There, they learned fellow hostages Aiden Aslin and Shaun Pinner had been sentenced to death. Dylan says: “I knew we were in a bad situation and the verdicts did not come as a surprise.
“Shaun is a good person to try and rationalise things with. Like me, he doesn’t really cry. We got through with the stereotypical British humour.”
But Paul – in a different cell – was “quiet and really struggling”, says Dylan.
On July 8 the pair were dragged to a prosecutor’s office and presented with charges of “mercenary activities”.
Dylan was told he faced 14 years in jail and the death penalty, while Paul faced seven years.
Held in a room full of armed guards, they signed a confession “to minimise risk to ourselves”, says Dylan.
They were still subjected to a beating. On their way back to jail, Paul was taken out of the van to be sick.
Dylan says: “They did something to make him scream for 10, 20 seconds. I don’t think I’ll ever hear someone scream like that again. That was the last time I saw Paul alive.”
Two days later, fellow Brit captive John Harding called for medical help as Paul began coughing and choking.
“At that point we said, ‘Paul’s dead’,” says Dylan. “I couldn’t take it in.

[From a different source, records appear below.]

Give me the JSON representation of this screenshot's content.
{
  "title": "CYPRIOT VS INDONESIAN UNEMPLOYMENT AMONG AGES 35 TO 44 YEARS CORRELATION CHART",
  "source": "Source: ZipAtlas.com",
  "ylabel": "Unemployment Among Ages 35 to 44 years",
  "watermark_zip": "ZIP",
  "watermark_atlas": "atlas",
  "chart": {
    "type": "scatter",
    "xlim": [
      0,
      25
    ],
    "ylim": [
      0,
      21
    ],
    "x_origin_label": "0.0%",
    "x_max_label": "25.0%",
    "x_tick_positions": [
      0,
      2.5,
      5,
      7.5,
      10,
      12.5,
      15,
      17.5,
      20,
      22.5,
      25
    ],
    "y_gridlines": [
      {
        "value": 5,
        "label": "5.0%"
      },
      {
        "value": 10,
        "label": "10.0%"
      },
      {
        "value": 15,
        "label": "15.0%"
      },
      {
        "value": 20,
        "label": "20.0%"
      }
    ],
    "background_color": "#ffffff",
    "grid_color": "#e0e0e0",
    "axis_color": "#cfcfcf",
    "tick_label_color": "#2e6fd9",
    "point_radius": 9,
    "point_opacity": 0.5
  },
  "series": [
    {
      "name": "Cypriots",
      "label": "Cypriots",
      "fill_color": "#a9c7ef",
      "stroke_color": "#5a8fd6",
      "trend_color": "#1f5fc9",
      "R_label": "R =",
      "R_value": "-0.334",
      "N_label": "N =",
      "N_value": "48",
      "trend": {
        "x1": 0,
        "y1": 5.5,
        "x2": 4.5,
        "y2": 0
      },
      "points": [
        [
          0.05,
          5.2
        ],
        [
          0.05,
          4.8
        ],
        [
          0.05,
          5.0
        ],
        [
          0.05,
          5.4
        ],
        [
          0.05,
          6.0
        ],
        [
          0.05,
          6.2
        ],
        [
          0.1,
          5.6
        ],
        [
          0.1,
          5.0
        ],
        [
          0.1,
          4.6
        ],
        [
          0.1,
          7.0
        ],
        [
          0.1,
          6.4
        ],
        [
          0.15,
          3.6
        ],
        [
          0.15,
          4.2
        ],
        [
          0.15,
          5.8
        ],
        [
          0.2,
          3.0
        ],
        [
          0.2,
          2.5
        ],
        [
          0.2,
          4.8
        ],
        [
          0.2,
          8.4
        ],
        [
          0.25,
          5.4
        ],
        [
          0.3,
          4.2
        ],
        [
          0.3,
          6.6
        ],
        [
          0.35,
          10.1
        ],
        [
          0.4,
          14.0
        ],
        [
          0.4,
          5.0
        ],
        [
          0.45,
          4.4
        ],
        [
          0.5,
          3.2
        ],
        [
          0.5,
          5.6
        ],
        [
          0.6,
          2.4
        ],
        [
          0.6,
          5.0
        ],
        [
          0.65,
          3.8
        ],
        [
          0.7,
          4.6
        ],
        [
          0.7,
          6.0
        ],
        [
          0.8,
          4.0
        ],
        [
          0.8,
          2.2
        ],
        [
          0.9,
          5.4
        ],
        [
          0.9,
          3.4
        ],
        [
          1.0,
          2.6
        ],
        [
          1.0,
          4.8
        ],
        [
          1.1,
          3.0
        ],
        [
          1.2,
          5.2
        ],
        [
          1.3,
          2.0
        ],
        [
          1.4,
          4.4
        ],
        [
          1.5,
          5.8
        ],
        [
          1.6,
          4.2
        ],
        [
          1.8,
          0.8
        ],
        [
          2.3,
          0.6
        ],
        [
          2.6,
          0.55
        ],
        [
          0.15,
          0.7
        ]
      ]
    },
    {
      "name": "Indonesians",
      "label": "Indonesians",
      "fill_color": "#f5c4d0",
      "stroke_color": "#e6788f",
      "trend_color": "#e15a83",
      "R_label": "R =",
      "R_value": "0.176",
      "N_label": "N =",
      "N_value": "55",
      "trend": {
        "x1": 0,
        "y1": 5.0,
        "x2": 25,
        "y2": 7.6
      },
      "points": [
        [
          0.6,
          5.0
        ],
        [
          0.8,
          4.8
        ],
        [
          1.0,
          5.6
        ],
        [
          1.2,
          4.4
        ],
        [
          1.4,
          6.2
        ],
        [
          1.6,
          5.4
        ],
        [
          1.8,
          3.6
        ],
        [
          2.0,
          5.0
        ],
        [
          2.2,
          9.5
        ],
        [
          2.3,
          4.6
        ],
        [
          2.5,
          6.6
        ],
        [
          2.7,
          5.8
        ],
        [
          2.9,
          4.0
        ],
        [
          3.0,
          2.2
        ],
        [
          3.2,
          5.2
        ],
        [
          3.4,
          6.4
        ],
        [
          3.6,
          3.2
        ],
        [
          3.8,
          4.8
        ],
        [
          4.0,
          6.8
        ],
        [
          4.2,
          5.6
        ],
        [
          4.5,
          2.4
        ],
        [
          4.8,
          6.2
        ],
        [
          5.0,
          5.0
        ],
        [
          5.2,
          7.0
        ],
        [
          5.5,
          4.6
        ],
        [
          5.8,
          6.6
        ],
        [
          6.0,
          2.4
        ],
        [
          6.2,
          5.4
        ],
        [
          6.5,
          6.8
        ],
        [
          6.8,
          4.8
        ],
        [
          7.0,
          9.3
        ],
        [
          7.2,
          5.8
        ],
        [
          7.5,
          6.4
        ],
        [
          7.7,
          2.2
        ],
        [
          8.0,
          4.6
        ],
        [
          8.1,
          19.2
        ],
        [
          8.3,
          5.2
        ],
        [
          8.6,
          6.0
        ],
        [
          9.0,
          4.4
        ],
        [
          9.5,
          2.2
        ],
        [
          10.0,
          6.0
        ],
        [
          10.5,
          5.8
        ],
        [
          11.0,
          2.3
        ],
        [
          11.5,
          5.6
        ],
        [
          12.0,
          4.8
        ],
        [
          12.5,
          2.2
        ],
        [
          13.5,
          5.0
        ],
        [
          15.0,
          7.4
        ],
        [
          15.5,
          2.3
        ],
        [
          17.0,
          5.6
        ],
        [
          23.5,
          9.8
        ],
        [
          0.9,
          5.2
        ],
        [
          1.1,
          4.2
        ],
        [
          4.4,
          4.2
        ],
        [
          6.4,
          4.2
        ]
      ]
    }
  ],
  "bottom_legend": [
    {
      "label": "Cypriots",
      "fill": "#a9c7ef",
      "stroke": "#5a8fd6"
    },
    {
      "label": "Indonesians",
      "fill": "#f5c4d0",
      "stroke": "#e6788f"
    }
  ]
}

He was a very good friend – I honestly would have swapped with him straight away.”
He says the beatings then stopped and the hostages were given salad and extra water.
Dylan and four others appeared in a “circus” court on August 15 where he switched his plea to not guilty to being a mercenary and “undergoing training to seize power by force”. The case was adjourned.
His lowest moment came before his release.
Fearing he was being driven to his death, Dylan was “cuffed, bagged and gagged” – struggling to breathe inside a vehicle with 20 others for 18 hours.
“I was given the best right hook to the face I have ever received in my life,” he shudders. “I thought we would end up in a ditch or mass grave somewhere.”
Instead, he, John, Shaun, Aiden and fellow Brit Andrew Hill found themselves at a Russian airstrip where representatives from Saudi Arabia said they were safe.
They were joined on a flight out by ex-Chelsea owner Roman Abramovich, said to have helped broker their release.
They travelled via Saudi to Heathrow.
Reunited with his parents and labradoodle Arthur, Dylan is slowly processing his ordeal.
He tells us: “I can’t shake the sense of hyper awareness. I spent five months noticing every little change – so I’m struggling to sleep.”
He will see Chelsea and Courtney again at Paul’s funeral. And he adds: “I’ll definitely stay in touch.
“This is not over for them or any of us – they’re going through something completely different and I can only try to help them.”